I am going to be bold and predict that the petitioner will win, 8-0. I recently read an interview with Justice Breyer, who was asked why he had written his book, The Court and the World:

I can’t tell you at what time, but I suddenly began to realize that the number of cases in which, in order to decide them correctly or reasonably, you have to know something about what’s going on abroad was growing rapidly. When I first came to the Court, you hardly saw such a case. They existed, but there weren’t too many.

I would say, when I started writing the book, there probably were 15 or 20 percent, perhaps. That’s a lot. And these are cases where you must know what’s going on beyond the borders. And for the most part, it is not controversial. If you involve a treaty, you have to know how other countries are interpreting the treaty in order to have a sensible interpretation yourself. There’s unanimity in this Court on that statement that I just made.
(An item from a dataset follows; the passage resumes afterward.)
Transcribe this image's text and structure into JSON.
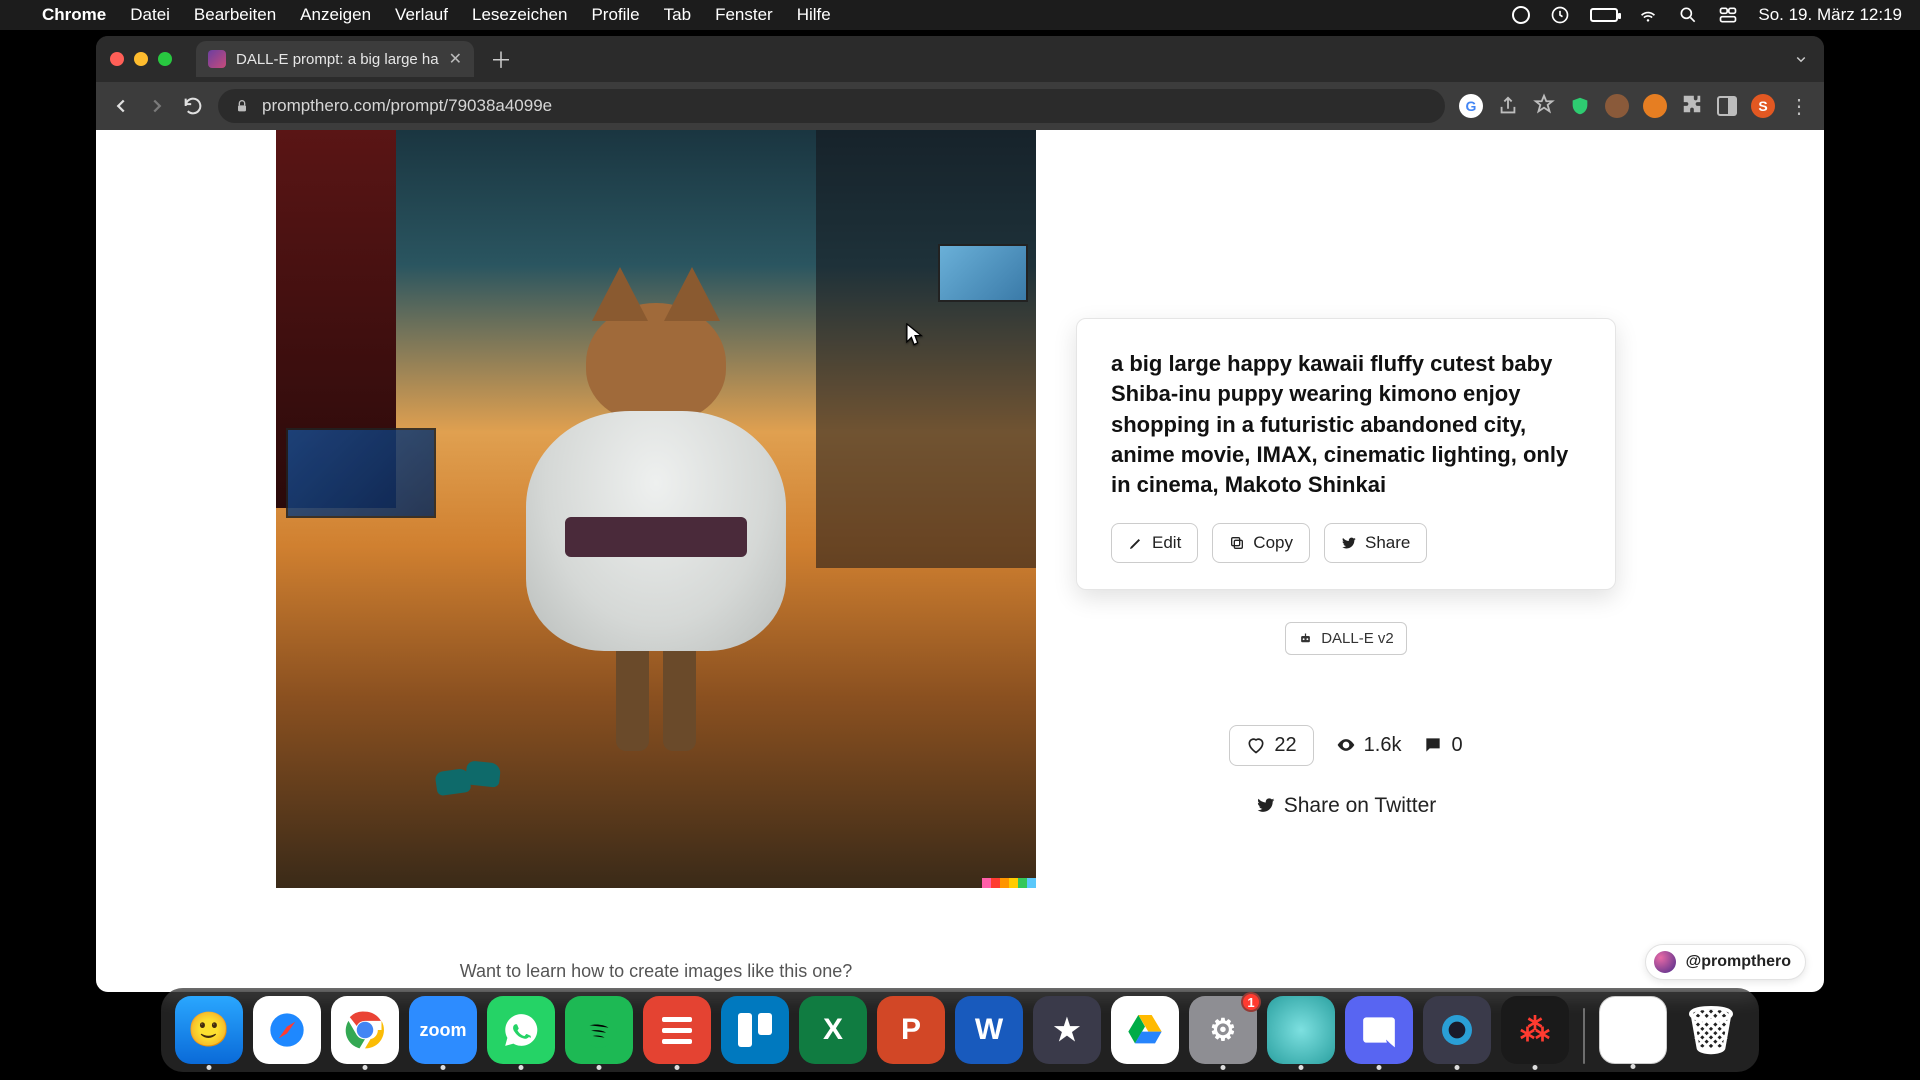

Perhaps Justice Breyer paints too rosy a picture of the unanimity on the Court? Perhaps some justices don’t think it important to know how other countries construe a treaty? I will make a crude generalization and assume that if there are justices like that, they are on the Court’s right wing. Let’s look at Justices Thomas and Alito in particular. In Hamdan v. Rumsfeld, 548 U.S. 557, 719 (2006), where the majority rejected the Executive’s construction of Common Article 3 of the Geneva Convention, Justice Thomas’s dissent argued:

Instead, the Court, without acknowledging its duty to defer to the President, adopts its own, admittedly plausible, reading of Common Article 3. But where, as here, an ambiguous treaty provision (“not of an international character”) is susceptible of two plausible, and reasonable, interpretations, our precedents require us to defer to the Executive’s interpretation.

And in his confirmation hearing, Justice Alito, in speaking about foreign law, had the following dialogue with Senator Kyl:

Senator Kyl: What is the proper role, in your view, of foreign law in U.S. Supreme Court decisions, and when, if ever, is citation to or reliance on these foreign laws appropriate?
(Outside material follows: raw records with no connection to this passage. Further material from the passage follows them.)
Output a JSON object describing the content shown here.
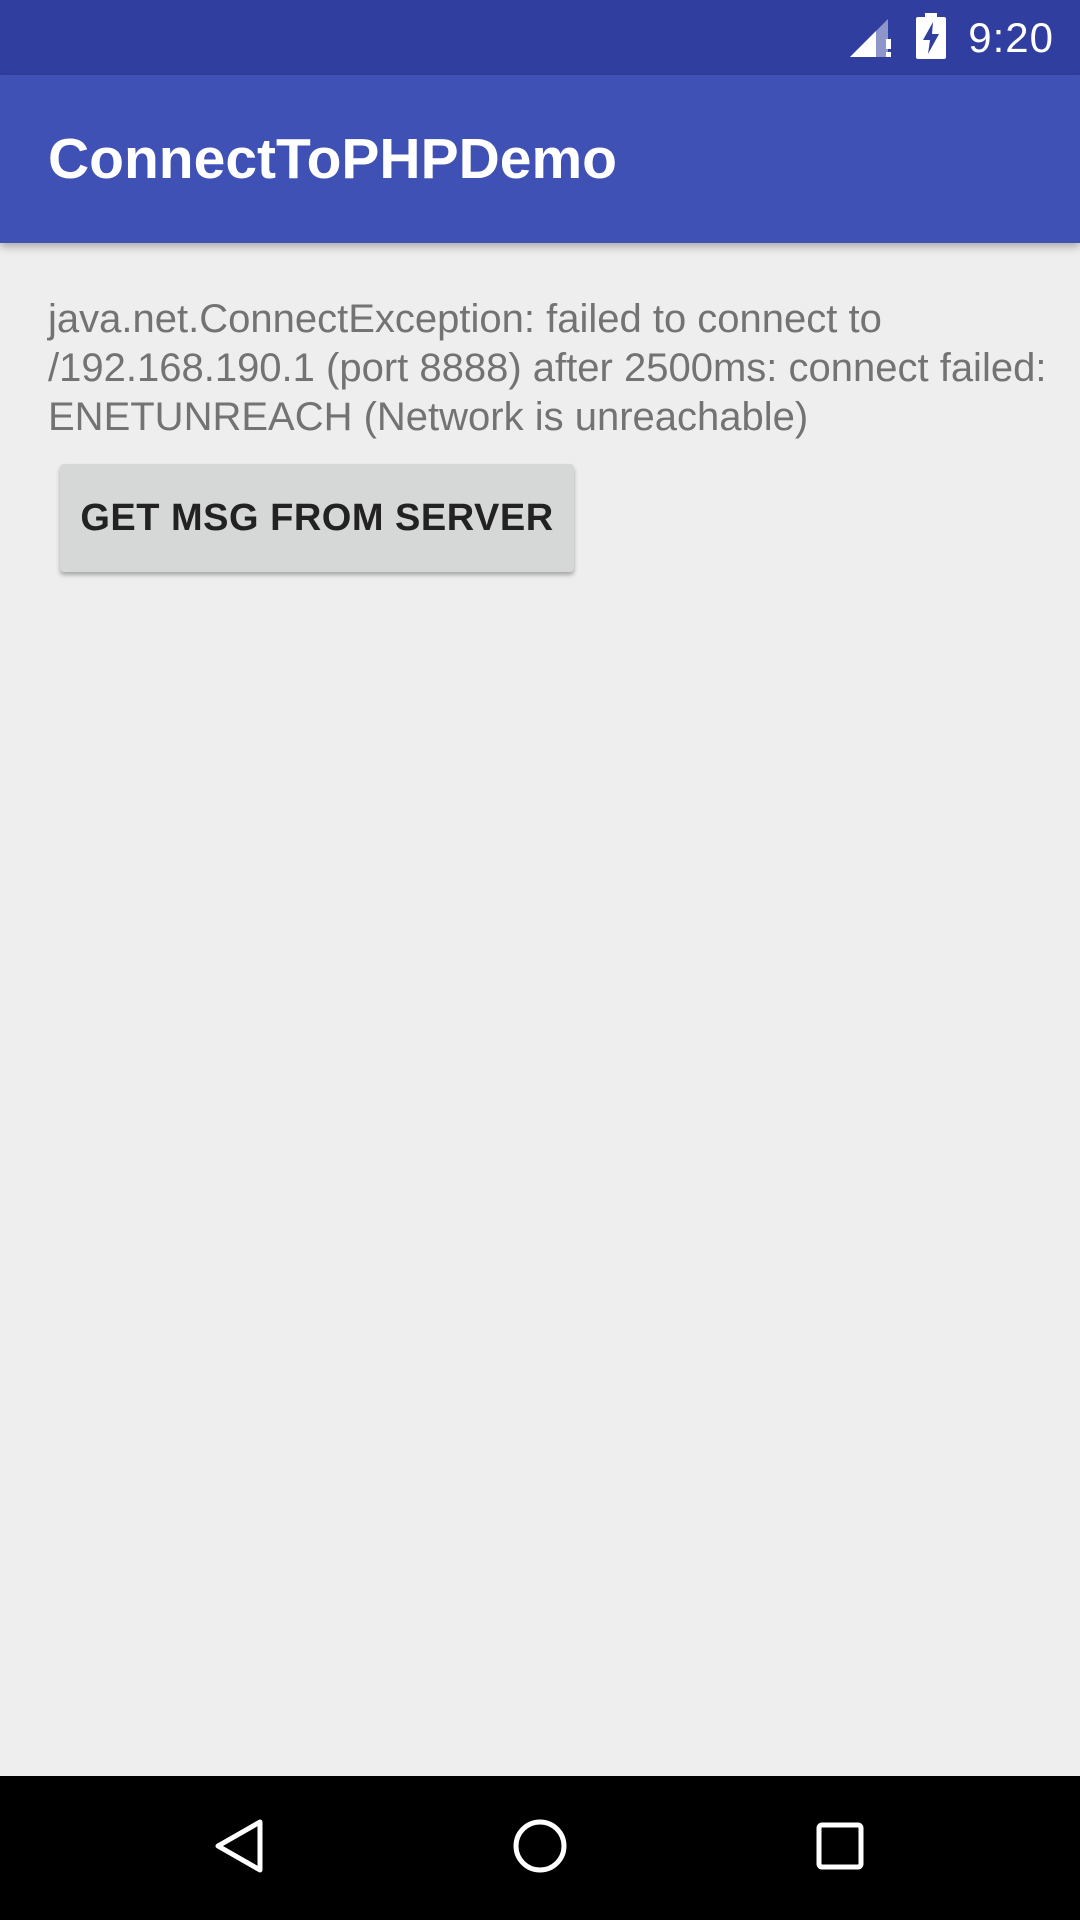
{
  "status_bar": {
    "time": "9:20",
    "icons": [
      "signal-no-data-icon",
      "battery-charging-icon"
    ],
    "background": "#303f9f"
  },
  "app_bar": {
    "title": "ConnectToPHPDemo",
    "background": "#3f51b5"
  },
  "main": {
    "message": "java.net.ConnectException: failed to connect to /192.168.190.1 (port 8888) after 2500ms: connect failed: ENETUNREACH (Network is unreachable)",
    "button_label": "GET MSG FROM SERVER"
  },
  "nav_bar": {
    "icons": [
      "back-icon",
      "home-icon",
      "recents-icon"
    ]
  }
}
Judge Alito: … We have our own law, we have our own traditions, we have our own precedents, and we should look to that in interpreting our Constitution. There are other legal issues that come up in which I think it is legitimate to look to foreign law. For example, if a question comes up concerning the interpretation of a treaty that has been entered into by many countries, I don’t see anything wrong with seeing the way the treaty has been interpreted in other countries. I wouldn’t say that that is controlling, but it is something that is useful to look to.
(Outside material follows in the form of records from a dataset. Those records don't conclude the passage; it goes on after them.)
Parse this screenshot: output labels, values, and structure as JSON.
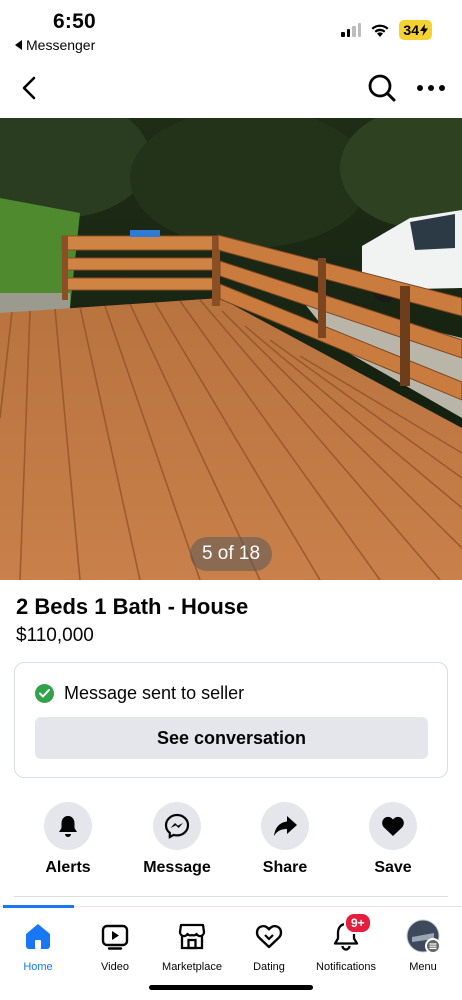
{
  "status_bar": {
    "time": "6:50",
    "back_app": "Messenger",
    "battery": "34"
  },
  "photo": {
    "counter": "5 of 18"
  },
  "listing": {
    "title": "2 Beds 1 Bath - House",
    "price": "$110,000"
  },
  "message_card": {
    "status": "Message sent to seller",
    "button": "See conversation"
  },
  "actions": [
    {
      "label": "Alerts",
      "icon": "bell-icon"
    },
    {
      "label": "Message",
      "icon": "messenger-icon"
    },
    {
      "label": "Share",
      "icon": "share-icon"
    },
    {
      "label": "Save",
      "icon": "heart-icon"
    }
  ],
  "tabbar": {
    "tabs": [
      {
        "label": "Home",
        "icon": "home-icon",
        "active": true
      },
      {
        "label": "Video",
        "icon": "video-icon"
      },
      {
        "label": "Marketplace",
        "icon": "marketplace-icon"
      },
      {
        "label": "Dating",
        "icon": "dating-icon"
      },
      {
        "label": "Notifications",
        "icon": "bell-icon",
        "badge": "9+"
      },
      {
        "label": "Menu",
        "icon": "avatar"
      }
    ]
  },
  "colors": {
    "accent": "#1877f2",
    "badge": "#e41e3f",
    "success": "#31a24c",
    "button_bg": "#e4e6eb"
  }
}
Confirmation Hearing on the Nomination of Samuel A. Alito, Jr. to be an Associate Justice of the Supreme Court of the United States: Hearing Before the S. Comm. on the Judiciary, 109th Cong. 371 (2006).

Bottom line: since I think that the petitioner’s reading of Article 10(a) is at least a permissible reading, and since it is the reading of all the other parties to the Convention and of the Executive Branch, I can’t identify any justice who should be inclined to rule in the respondent’s favor. Hence my bold prediction.